Sersemletici değil, diriltici bir entrikası var kurgunun: Baştaki güçlü çağrının kaynağı müphemlik ve esrardı.Ama deneyimleyerek keşfe başlayınca baştan sezdirilmiş bir düzenin tekrarıyla karşılaştık. Mimarlığın megaronlardan beri kullanarak en eski aracıyla karşılaştık yeniden. Geometriyi çeşitleyerek kullanıp düzen kurma ve programları o düzene tâbi kılma becerisi. Davet edildiğimiz dünyayı çekici kılan ise esrarengiz belirsizliğin ardından keşfettirdiği kendi yaşam deneyimimiz.
4. Artistik Tuşe
Bir de süsü var binanın. Merdiven sonlanmadan önceki genişçe sahanlığa, İlhan Koman’ın artık İstanbul’a malolmuş Büyükdere bulvarındaki Akdeniz heykeli taşınmış. Yakışmamış değilse de yeri değil. Heykelin o şekli tesadüf değildi. Otomobil hızıyla giderken algılanmaya göre yapılmıştı. ”Akdeniz” adlı kollarını açmış o kadın gövdesini meydana getiren paralel yassı metal yüzeyler, otomobil hızıyla giderken değişen açıların üstüste binmesiyle hareket kazanıp kıpırdatıyordu figürü. Tıpkı filmin, ardarda geçen fotoğraf kareleri arası nüanslar sayesinde hareketli gözükmesi gibi: Heykel hareketliliğini kendi iç kurgusundan değil, bizim otomobil hızıyla yer değiştirmemizden alıyordu. O merdivenleri, heykelin istediği hızla inip çıkamayız hiçbir zaman. Bu kadar yakınımıza gelip, ona göre şekillendiği kentin hengâmesinden mahrum kalınca, korunmak üzere taşındığı besbelli ayrıcalıklı yerini yadırgamış.
Notlar
1. Yapı Kredi Kültür Sanat
2. O iki sergi katı, bir bankanın olanaklarıyla edinilmiş bir koleksiyonu bir de Necmi Sönmez gibi işinin ehli deneyimli bir küratöre teslim edilince (Santral’ın açılış sergisi olan yarım yüzyılı kapsama iddialı “Modern ve Ötesi”nden rol çalacak kapsam ve yetkinliğiyle) müze etiketinin hakkını veren profesyonellikle sonuçlanmış.

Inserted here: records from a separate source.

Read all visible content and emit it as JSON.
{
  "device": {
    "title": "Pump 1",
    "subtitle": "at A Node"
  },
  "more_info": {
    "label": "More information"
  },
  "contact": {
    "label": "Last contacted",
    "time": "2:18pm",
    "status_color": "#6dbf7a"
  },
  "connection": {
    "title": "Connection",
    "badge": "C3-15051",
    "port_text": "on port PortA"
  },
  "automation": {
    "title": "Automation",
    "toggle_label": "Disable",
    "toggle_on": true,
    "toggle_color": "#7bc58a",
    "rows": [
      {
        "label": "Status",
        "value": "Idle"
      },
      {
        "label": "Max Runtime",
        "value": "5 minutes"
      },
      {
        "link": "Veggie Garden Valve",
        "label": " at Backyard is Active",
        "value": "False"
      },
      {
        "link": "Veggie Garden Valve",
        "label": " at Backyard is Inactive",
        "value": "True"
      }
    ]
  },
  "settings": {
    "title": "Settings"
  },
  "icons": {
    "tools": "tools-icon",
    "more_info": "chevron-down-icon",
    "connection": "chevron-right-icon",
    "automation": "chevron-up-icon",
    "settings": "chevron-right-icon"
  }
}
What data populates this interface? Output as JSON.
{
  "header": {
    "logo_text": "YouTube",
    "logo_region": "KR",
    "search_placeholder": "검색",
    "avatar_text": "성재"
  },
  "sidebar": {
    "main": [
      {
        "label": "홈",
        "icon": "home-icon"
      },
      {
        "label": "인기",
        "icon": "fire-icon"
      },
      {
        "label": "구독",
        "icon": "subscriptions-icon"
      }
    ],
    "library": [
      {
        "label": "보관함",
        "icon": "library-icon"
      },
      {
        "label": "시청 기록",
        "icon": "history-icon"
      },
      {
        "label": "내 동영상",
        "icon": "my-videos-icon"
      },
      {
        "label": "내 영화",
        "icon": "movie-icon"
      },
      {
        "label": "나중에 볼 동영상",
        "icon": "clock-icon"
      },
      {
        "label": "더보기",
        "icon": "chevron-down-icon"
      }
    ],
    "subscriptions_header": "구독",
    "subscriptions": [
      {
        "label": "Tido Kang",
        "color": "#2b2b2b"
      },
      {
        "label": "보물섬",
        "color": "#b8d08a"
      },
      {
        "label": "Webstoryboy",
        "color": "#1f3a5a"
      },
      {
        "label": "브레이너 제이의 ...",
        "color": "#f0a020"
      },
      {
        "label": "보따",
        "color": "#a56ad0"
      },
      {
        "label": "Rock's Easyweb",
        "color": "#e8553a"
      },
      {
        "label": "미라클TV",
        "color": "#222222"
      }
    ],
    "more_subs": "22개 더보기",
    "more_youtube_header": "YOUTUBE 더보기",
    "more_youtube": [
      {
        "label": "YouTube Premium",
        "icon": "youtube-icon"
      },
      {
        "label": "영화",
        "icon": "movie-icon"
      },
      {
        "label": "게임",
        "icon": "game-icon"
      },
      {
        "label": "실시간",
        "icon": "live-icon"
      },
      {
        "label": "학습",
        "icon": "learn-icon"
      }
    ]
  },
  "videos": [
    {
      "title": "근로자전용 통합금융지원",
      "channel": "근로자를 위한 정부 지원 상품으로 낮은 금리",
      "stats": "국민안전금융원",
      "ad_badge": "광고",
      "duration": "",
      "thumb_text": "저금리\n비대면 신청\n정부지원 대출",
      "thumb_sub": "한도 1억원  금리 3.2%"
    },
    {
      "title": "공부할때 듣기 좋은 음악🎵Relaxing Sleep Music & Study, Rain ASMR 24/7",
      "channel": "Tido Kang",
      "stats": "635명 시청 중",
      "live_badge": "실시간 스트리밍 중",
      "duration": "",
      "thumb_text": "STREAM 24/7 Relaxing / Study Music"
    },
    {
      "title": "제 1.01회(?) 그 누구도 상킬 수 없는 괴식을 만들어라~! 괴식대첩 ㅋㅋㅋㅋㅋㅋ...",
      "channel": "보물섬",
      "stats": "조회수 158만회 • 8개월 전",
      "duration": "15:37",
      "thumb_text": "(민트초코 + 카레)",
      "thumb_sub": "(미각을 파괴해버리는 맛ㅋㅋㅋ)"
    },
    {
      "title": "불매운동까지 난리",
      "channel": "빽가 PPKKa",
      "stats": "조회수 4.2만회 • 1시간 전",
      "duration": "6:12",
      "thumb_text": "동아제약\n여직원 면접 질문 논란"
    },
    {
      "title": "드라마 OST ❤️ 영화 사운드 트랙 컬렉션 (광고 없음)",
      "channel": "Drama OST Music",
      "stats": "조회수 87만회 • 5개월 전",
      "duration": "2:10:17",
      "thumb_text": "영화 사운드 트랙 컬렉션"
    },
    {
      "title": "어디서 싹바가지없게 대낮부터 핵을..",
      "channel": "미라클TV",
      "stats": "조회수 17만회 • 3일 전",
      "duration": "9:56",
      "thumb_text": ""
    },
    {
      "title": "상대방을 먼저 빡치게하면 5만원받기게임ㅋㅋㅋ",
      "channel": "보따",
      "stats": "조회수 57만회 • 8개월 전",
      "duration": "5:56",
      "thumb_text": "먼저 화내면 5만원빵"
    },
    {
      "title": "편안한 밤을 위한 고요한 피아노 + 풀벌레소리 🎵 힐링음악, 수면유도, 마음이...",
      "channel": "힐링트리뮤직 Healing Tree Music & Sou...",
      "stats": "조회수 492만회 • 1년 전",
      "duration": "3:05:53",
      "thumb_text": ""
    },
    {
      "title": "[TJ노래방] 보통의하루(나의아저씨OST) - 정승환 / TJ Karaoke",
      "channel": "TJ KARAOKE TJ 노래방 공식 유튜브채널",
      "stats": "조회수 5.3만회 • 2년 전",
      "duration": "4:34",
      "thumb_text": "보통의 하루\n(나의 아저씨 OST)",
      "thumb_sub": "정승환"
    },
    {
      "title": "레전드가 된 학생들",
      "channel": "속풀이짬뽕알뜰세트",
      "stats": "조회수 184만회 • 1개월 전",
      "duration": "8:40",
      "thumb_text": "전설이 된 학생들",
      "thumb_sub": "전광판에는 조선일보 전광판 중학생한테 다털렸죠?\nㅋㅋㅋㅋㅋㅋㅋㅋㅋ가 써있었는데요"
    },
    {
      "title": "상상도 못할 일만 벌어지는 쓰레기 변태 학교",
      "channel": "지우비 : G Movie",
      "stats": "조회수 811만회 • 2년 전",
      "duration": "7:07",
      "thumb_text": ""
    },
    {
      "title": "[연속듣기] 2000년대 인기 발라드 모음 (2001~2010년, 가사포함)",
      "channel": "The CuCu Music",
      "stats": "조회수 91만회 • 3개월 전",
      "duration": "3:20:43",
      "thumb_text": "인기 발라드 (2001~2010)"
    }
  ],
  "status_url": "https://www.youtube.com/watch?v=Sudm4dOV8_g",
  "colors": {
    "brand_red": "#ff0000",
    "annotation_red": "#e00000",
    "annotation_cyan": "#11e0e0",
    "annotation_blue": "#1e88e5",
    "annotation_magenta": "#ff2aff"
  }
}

3. Frederic Jameson’un“Postmodernizm/Geç kapitalizmin kültürel mantığı” başlıklı eleştirel yazısı Türkçe olarak iki ayrı yerde yayımlandı: ilki “Postmodern” kavramını Türkçe’de ilk kez başlığında telaffuz eden Necmi Zeka derlemesinin içinde Postmodernizm adıyla, Kıyı yayını olarak (Habermas ve Lyotard’ın karşıt görüşte metinleriyle birlikte), 1988’de çıkıp 1990’da yeniden yayımlandı. Sonra makalenin adını da kitabın adına taşıyan Frederic Jameson derlemesinin ilk bölümü olarak 1992’de, Yapı Kredi yayını olarak ikinci kez yayımlandı. Jameson’un yorumundaki isabet, izleyen zamanlarda yeryüzünün her yerine şuursuzca yayılan AVM’lerin değişmezi yürüyen merdivenleri ve hareket halinde asansörleriyle kanıtlandı. City’s gibi minör bir örneği bile belirleyen bu hareketli düşey elemanlar yaşamımıza ara sıra girip çıkan istisnalar olmaktan çıkarak rutini olup, gizli asansör ve merdiveni istisna haline getirdiler. YKKS gibi İstiklal’e açıklığıyla kitlesel dolaşıma da açık bir binada o hacimde bir atriyum yapıp otomatik hareketli merdiven ve asansör yapmamak ancak bu geç kapitalist normun, reddi şuurlu bir tasarım tercihi olarak yorumlanabilir. Jameson’dan haberdar ve/ya angaje olmak gerekmez, Deneyimli tasarımcılar böylesi tercih aralıklarında yolunu genellikle sezgileriyle bulur zaten.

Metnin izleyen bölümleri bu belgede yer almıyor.